Sunday, February 7, 2010

E-Book Readers

While the chili simmers and the endless hours of Super Bowl lead-ins continue, I popped over to Excite to check the news, and saw a blurb about MacMillan reaching an agreement with Amazon.com on pricing for e-book versions of MacMillan titles (which includes a large number of "brand" imprints, such as Henry Holt, St Martins Press and Farrar, Straus and Giroux) . Amazon has typically charged $9.99 US for the e-version of any book, and a dispute with MacMillan over wanting to raise pricing on these (to around $15) had resulted in MacMillan e-books books, such as Hilary Mantel's Booker Prize winning Wolf Hall to be unavailable for purchase on Amazon, at least for a while.

This got me to thinking about e-book readers in general. Amazon has the Kindle, Sony has its own reader, and Barnes and Noble has the Nook, among others. Being well-known amongst my friends for the voracious reader that I am, I have been asked a bunch of times what e-book reader I have, or am planning to get. My response has always been - none, and I have no plans to get one.

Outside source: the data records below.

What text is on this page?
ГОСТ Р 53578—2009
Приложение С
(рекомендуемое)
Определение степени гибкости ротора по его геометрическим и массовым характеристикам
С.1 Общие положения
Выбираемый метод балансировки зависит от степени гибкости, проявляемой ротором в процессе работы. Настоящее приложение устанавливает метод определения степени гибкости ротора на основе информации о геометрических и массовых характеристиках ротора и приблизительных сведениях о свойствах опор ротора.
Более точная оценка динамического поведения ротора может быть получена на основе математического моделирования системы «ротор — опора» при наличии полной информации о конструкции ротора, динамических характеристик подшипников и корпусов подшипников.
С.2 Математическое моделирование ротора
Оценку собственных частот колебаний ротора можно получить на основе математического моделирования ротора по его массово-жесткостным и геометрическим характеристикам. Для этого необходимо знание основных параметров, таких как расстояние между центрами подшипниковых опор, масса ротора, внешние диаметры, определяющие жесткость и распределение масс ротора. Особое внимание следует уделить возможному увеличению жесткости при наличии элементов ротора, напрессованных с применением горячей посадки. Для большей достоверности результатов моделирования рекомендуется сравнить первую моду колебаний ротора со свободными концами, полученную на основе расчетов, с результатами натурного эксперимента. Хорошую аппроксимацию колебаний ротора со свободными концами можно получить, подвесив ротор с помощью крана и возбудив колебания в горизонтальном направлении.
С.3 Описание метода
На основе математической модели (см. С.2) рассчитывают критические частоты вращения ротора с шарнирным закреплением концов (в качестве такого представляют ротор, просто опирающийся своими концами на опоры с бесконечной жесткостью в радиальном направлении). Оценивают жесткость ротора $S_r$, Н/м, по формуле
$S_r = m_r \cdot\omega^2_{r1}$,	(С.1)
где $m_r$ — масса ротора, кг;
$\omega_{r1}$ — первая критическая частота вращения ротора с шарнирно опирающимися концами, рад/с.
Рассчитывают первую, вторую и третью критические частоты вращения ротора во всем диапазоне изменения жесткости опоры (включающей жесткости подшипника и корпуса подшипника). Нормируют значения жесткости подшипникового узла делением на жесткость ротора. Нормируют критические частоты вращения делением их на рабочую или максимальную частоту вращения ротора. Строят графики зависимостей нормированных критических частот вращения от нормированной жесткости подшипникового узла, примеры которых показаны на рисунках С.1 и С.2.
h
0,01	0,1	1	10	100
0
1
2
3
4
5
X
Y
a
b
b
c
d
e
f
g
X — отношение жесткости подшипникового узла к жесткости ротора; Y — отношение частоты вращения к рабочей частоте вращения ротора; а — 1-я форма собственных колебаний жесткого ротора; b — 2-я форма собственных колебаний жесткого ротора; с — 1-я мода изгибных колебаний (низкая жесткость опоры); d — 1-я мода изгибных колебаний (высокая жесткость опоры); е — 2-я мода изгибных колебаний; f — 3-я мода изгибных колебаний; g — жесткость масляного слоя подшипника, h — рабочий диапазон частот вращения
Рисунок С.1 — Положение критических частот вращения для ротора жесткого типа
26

I have nothing against them, but they hold absolutely no appeal to me. There is nothing like the feeling of holding a book in your hands, turning pages rather than pressing buttons, smelling the very pages themselves. In a feeling that may be showing my age (43 and proud of it), I get great satisfaction from finishing a book, wandering down to where my fiction books are stored in four full-sized bookcases, and pondering the row upon row of actual books when deciding what to read next. Looking at the spines, pulling books and looking at the covers, feeling the very heft of the books themselves; waiting for one of them to speak to me and say "read me next". I am not kidding; I actually do this between books. An e-reader might have all the convenience in the world, and be a tool of instant gratification for new book delivery, but it can never replace the actual book itself.

It is true that I could go to Amazon or the Barnes and Noble web site, pick a new book, purchase it, and have it on my e-reader in a matter of moments. But I really like the ritual of the purchase of a new book or books on eBay or Amazon and know that something will be coming in the mail. The anticipation. And when it arrives, holding it in my hands. Or going to a real live actual book store and browsing the shelves - imagine that! My most recent book purchases were a couple of Franklin library leather bound editions from eBay - Sherwood Anderson's Winesburg Ohio and Ivan Turgenev's Fathers and Sons, and Steve Yarbrough's new novel Safe From the Neighbors. The arrival of each was a nugget. And finding a beautiful hard back copy of John McPhee's The Founding Fish ( for $3!) at a used book store. Priceless.

And for the act of reading the book, at the end of a night's reading, I can't imagine replacing putting the book mark in the book and thinking "about halfway done", or "almost there", as opposed to noting at the bottom of the screen, "page 121 of 275". Not the same to my way of thinking.

So, progress marches on, and I come to resemble a dinosaur more and more, but I want books. Real books, not digital versions.

1 comment:

  1. Completely agree. I'm not interested in an e-reader at all. I'm with you on the tactile pleasure of a physical book, plus you can throw one in a bag and take it anywhere. You don't have to worry about dropping it, or if it gets a little wet, or if sand gets in it at the beach. Plus, an electronic device will need charging/new batteries, will be fragile, and will break/need repairs. Plus there are the DRM issues, highlighted by Amazon getting into a disagreement with a publisher and deleting titles from people's Kindles. When I buy a book, it's mine - no one can flip a switch remotely and make it disappear from my bookshelf.